Una pregunta frívola: ¿de veras el hipódromo de Cagnes-sur-Mer, vecino a Cannes, dedicó una placa de homenaje a su padre, por haber ganado las ocho carreras de una tarde? ¿Estará todavía esa placa?
-Estando en San Sebastián, Monsieur Bage, que había sido el distribuidor de La casa del ángel en Francia, tuvo la delicadeza de invitarme a cenar al célebre restaurant Arzak, y allí me contó esa y otras anécdotas maravillosas. Fui varias veces a Cannes, conozco los pueblos de alrededor, pero nunca entré a ver esa placa por una sencilla razón: mi padre perdió fortunas en los hipódromos de todo el mundo. Aún hoy, cuando paso frente al de Palermo, puedo ver exactamente el lugar de la tribuna oficial donde él se ubicaba y me siento estremecido. Por lo demás le agrego otro dato interesante: mi padre también acertó todas las carreras en el Hipódromo de Karlovy Vary, en la República Checa, y parece que también allí fue ovacionado por la concurrencia.

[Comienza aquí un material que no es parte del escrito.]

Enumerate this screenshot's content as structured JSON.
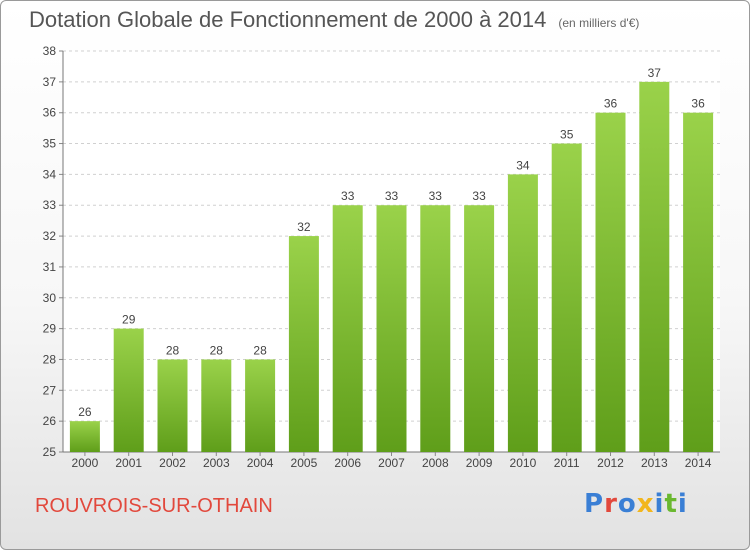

-Es un capítulo muy lindo.
-A lo largo del tiempo mucha gente me decía que tenía que contar esas historias, hasta que descubrí el punto de partida: el triunfo de Viridiana y La mano en la trampa, del que en mayo se cumplen 60 años. Ese fue entonces el punto de partida. Si bien está El gran Babsy, el libro excelente de Mónica Martin, y de Buñuel está su maravillosa autobiografía Mi último suspiro, pude ir encontrando con mucha curiosidad más historias fascinantes, episodios de aquella época donde la Argentina era un país culto y próspero. Ya adolescente, sólo se hablaba de cine. Lo viví como un privilegio maravilloso. Aquellos almuerzos de los domingos en La Cabaña eran para escuchar a mi padre hablar de cine. Fue la época de mayor suceso comercial en su carrera. Con Martín Fierro y más aún El Santo de la espada las colas en la calle Lavalle daban vuelta a la manzana en todas las funciones, él ganó verdaderas fortunas (siete millones de dólares de esa época, según me calculó una vez el productor Héctor Olivera). Empecé a estudiar Letras, a trabajar como pizarrero (una pesadilla) y vivir una doble vida. A mi madre no podía contarle que mi padre me prestaba su Mercedes Benz para salir con chicas. A la Facultad iba en colectivo y no contaba que veraneábamos en el Chateau Frontenac o en una casa que mi padre compró en Punta del Este y que años más tarde entregó para pagar deudas con el Laboratorio Alex. Aquel mundo ya no existe. Nuestro país quedó sumergido en la pobreza, algo que parecía inimaginable, que los personajes de la novela no pueden prever ni imaginar.